第五話 命題の論理・その2
なるべく"教科書"にはなりすぎないように気を付けております。
レイナとロゼは役所へと入った。
中には受付があり、その奥では職員が働いているようだ。
「あそこです!行ってみましょう」
ロゼは、ディベート部と書かれた看板を指さした。どうやら、ディベートに関する部署のようだった。レイナは従い、そこに向かった。
レイナとロゼは椅子に座り、職員を呼んだ。職員はすぐに来た。
受付の女性は非常に若く、眼鏡をかけていた。知性を感じさせる雰囲気はあるが、少し子供っぽさもあった。美しいというよりは可愛らしいという言葉が似合う。
「本日はどのようなご用件でしょうか?」
「えーと、なんて言えばいいのかな。この世界で使う本......ディベートの記録がされる、あの本が欲しくて」
レイナは何と伝えればいいのか分からなかったが、ロゼが隣から補足してくれた。
「この方のDブックが欲しいんです。いままで発行されたことがなくて」
「Dブック?」
「例の本の名前です。ディベートブックの略ですね」
「はええ。そういう名前なんだね」
Dブックは必ず持っているようなものだから、持っていないと聞いた職員は怪訝に思ったようだった。しかし、了承した旨を伝え、ある紙を出した。
「この紙にあなた様の情報をお書きください。すぐに作れると思います」
レイナは素直に書いた。
佐藤玲奈と書いたところで、ロゼが止めた。それもそのはず、この世界の住人名前に漢字は使われない。
「ああ、そうか。そうだった」
レイナはすぐに思い直し、『レイナ・サトウ』と書き、その他事項を書いて提出した。すると職員はどこかへ行った。
「レイナさんって、身長も高いですし大人な方だなと思っていましたけど、それくらいの年齢だったんですね」
「まだ20代だ。ぴちぴちのお姉さんだよ」
「ぴちぴち......」
ロゼを観察し、さすがに19歳の肌には勝てないなと悲観していると、職員の女性が本を持って帰ってきた。わずか数分のことであった。
「こちらがレイナさんのDブックとなります。中身を確認していただいて構わないでしょうか?えーと......」
そう言って、女性は中身を見せてきた。
『レイナ・サトウ 2-0 直近の成績-ニック・コンフォート 勝利』
その文字を見て職員は驚いていた。
「えっと.....え、ニックさんに?」
「ああ、ついさっきそこでね」
「そ、そうなんですね」
ニックに勝ったという事実は、それほどまで大きなものらしい。
レイナはDブックを受け取り、ロゼと共に建物を出た。広場は変わらず人々が騒いでいた。

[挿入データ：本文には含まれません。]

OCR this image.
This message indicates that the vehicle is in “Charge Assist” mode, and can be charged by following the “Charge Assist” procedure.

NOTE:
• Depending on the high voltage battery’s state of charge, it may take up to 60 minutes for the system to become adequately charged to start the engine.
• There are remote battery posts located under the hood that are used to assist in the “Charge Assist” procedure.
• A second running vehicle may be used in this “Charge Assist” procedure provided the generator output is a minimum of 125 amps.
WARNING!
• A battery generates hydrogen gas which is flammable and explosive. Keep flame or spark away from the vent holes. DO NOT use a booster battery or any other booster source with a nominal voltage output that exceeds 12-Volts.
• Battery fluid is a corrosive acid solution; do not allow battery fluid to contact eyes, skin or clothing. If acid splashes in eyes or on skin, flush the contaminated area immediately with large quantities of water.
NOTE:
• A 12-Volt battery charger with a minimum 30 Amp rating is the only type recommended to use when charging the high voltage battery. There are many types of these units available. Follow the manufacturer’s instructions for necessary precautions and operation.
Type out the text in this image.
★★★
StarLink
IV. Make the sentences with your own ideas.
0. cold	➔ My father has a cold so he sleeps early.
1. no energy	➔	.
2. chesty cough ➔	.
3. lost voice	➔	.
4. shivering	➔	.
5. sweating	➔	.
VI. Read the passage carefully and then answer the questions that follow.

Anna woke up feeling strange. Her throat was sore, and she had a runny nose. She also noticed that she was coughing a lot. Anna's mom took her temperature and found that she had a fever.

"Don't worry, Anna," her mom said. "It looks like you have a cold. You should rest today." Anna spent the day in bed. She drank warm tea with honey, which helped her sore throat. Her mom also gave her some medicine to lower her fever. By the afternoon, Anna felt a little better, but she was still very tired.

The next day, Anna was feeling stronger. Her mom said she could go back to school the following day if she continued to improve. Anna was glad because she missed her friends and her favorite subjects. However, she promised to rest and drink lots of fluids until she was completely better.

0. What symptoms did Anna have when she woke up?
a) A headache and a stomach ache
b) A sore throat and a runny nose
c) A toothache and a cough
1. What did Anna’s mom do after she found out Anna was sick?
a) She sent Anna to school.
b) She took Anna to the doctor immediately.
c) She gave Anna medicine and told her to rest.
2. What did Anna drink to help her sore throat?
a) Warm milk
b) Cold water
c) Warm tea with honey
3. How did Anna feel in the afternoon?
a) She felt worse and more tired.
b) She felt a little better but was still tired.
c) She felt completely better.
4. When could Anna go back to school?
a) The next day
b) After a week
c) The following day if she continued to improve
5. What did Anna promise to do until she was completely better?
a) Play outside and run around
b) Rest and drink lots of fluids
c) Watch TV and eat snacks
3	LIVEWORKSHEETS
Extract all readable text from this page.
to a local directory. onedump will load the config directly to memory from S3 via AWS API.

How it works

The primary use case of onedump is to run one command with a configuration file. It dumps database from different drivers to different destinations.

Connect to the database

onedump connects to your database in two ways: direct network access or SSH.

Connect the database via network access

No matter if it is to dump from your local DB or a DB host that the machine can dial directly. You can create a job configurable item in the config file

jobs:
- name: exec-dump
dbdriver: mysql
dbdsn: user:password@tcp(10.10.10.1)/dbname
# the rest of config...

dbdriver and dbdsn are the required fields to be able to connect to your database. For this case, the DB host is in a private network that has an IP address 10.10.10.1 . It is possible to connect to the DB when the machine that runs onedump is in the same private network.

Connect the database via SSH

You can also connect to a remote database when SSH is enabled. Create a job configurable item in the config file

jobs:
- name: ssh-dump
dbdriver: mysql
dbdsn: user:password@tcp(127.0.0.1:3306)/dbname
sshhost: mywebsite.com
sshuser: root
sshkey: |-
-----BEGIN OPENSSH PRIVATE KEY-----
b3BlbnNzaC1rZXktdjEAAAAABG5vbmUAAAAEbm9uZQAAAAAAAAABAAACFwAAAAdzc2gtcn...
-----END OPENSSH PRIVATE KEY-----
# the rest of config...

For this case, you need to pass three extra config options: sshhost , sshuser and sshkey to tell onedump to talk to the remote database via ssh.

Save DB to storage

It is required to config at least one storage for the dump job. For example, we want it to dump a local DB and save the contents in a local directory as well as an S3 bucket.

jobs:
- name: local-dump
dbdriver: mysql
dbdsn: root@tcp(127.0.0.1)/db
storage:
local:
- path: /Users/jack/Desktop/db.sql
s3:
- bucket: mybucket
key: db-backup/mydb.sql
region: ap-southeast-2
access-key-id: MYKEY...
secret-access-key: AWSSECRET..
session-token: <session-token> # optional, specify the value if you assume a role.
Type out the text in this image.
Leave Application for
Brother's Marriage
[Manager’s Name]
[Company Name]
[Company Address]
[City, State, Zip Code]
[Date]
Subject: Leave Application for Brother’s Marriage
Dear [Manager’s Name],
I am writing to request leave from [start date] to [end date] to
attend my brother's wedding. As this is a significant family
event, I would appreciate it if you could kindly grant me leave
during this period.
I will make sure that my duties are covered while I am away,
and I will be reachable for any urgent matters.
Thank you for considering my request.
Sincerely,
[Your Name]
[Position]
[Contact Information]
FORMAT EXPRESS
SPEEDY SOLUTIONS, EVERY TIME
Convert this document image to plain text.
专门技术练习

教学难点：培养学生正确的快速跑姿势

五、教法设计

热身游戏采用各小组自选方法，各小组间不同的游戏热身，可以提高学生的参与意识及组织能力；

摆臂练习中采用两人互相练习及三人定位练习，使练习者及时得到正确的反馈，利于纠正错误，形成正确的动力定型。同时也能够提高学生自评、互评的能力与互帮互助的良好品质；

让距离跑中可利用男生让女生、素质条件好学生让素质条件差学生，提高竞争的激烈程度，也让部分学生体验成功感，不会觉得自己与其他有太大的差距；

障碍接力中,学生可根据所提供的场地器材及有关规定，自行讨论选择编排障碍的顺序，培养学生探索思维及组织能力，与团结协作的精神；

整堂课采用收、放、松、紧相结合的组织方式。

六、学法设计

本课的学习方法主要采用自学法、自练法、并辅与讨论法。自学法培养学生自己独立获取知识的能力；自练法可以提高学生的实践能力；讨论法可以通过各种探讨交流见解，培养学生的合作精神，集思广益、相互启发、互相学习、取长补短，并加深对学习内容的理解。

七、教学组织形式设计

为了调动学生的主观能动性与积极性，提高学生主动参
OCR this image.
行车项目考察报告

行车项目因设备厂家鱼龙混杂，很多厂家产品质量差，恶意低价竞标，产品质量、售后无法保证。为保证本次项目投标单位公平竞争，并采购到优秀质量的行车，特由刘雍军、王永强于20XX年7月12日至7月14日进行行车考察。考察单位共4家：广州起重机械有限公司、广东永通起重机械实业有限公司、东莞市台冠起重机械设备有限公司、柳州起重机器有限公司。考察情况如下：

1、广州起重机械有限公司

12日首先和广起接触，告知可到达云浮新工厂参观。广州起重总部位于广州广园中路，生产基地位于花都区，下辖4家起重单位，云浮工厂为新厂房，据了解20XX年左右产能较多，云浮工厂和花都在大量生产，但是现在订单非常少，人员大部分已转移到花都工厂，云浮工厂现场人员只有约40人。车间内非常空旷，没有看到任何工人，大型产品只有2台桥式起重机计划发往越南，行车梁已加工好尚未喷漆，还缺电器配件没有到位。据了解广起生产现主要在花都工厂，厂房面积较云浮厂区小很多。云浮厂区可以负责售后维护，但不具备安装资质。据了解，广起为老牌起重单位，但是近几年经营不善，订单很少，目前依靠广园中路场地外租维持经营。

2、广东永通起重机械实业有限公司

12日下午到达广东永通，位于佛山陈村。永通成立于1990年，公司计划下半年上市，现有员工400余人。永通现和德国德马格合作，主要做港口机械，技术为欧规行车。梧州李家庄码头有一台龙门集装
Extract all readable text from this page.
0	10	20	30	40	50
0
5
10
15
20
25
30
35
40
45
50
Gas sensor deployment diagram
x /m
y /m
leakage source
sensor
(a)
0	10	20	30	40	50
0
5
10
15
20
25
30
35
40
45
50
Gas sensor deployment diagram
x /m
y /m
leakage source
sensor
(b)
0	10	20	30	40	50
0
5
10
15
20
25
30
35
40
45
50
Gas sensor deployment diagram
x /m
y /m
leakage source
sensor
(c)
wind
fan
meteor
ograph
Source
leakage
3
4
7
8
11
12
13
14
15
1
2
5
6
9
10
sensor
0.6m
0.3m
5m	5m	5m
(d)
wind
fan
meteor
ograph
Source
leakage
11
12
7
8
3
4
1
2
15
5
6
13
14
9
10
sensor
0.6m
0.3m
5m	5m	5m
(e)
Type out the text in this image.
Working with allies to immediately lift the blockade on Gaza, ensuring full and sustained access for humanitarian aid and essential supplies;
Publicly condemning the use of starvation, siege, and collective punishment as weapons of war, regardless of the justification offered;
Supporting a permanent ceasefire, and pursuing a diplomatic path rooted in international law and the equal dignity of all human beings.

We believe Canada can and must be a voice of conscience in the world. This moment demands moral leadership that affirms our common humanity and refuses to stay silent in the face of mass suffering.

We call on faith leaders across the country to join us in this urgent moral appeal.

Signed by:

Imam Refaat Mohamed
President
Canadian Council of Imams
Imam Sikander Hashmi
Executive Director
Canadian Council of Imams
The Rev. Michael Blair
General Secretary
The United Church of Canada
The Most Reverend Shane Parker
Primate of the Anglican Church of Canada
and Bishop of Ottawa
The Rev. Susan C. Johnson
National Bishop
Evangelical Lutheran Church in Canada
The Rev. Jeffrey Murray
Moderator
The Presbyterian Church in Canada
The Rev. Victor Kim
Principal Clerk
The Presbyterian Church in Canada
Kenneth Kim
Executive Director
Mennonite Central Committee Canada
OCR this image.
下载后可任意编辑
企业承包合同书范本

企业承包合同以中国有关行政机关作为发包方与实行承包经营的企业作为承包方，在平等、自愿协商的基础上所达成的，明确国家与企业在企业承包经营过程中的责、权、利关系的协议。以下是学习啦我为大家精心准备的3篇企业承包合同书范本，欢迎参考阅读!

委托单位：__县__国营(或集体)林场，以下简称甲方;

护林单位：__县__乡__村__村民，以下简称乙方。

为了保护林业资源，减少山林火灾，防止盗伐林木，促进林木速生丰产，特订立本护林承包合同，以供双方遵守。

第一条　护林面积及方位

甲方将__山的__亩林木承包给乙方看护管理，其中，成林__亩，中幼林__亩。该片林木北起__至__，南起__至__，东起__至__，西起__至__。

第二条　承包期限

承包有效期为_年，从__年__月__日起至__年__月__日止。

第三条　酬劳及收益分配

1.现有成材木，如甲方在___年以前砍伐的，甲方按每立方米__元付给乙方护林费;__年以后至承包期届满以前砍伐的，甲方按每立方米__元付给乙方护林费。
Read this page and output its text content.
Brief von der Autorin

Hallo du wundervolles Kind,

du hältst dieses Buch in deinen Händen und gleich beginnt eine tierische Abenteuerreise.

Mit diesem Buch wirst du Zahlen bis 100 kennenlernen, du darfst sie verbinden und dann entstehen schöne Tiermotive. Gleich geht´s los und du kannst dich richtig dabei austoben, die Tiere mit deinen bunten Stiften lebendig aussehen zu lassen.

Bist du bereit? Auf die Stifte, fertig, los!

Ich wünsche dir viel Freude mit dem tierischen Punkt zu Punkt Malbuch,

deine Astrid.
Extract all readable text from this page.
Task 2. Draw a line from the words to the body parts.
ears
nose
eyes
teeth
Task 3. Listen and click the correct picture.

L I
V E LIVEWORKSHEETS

――聞いた!?ニックが負けたって!女2人に負けたらしい!
――私聞いていたわよ。なんかすごかったわ。論理の穴をつくというかねぇ
「話題になっているんだねえ」
「当たり前ですよ。今でも勝った実感が湧きません」
「勝つことに慣れるんだよ。ここからロゼは負けないし、負けさせないさ」
その言葉には、ロゼの境遇に共感したレイナの強い気持ちがあった。
2人は来た道を戻っていった。
「レイナさん、ディベートや論理に関してもっともっと教えていただけませんか?」
「もちろん。まだまだ知るべきことはたくさんだよ」
「やった!えーとじゃあ......」
「でも、まずは宿に着いてからだね。紙とペンを使いたいから」
レイナは歩きながら、何を教えるかを考えていた。まずは論理記号や真理値の概念を教えねばと思っていた。難しくなりすぎないように、列挙しようと。
他愛のない会話をしながら歩いていると、宿に着いた。途中で今日の夕食を買った。どこかに食べに行こうよとレイナは言ったが、ロゼはそれを断った。
その時間もディベートの勉強に使いたいと言っていた。
2人は部屋に入った。時間は午後4時になっていた。
「ただいまあ。はあ疲れたよ。最近運動していなかったからねぇ」
2人は部屋着に着替え、少し休んだ。軽く軽食もとり、ロゼは机の上に紙とペンをすでに準備していた。
「熱心なものだねぇ。まるで賢い大学生みたいだ」
「勉強して見返すと決めたんです!1秒も無駄にしたくありませんもん」
レイナはその熱意に応えるためにも、机に向かいあって座った。ふうと一息ついて、ロゼに向かって相好を崩して言った。
「では、今日の講義を始めます」
「よろしくお願いいたします」
ロゼは小さくお辞儀した。
「さて、私はいままで『ならば』という言い方をたくさんしてきたね。これは形式的に表現すると、『→』という記号を使うんだ。
例えば前にやった、
AならばBである
Aである
――――――
Bである
というのは、日本語を使わずに表現するとこうなる」
そう言って、レイナは紙に書きだした。
A → B
A
――――――
B
「この『→』は論理記号と言われるものの一種なんだ。論理記号と言うのは命題の関係や条件を表すものと理解してくれれば大丈夫だよ。文と文の接続詞みたいなものだね」
ロゼは、レイナの言うことを反芻するように紙にメモを取っている。
「では、ここでロゼに質問。人間が行う論理を形式的に表現するとき、何種類の論理記号が必要になると思う?」
「つまり、いくつの接続詞があれば論理を表現できるかということですよね」
レイナはうなずく。
ロゼは漠然と、とても多そうだなと感じた。たくさんの種類がなければ表現できないような気がする。しかし、レイナの口ぶり的に案外少ないんだよと言いたそうだから、想像した数よりは少なく答えた。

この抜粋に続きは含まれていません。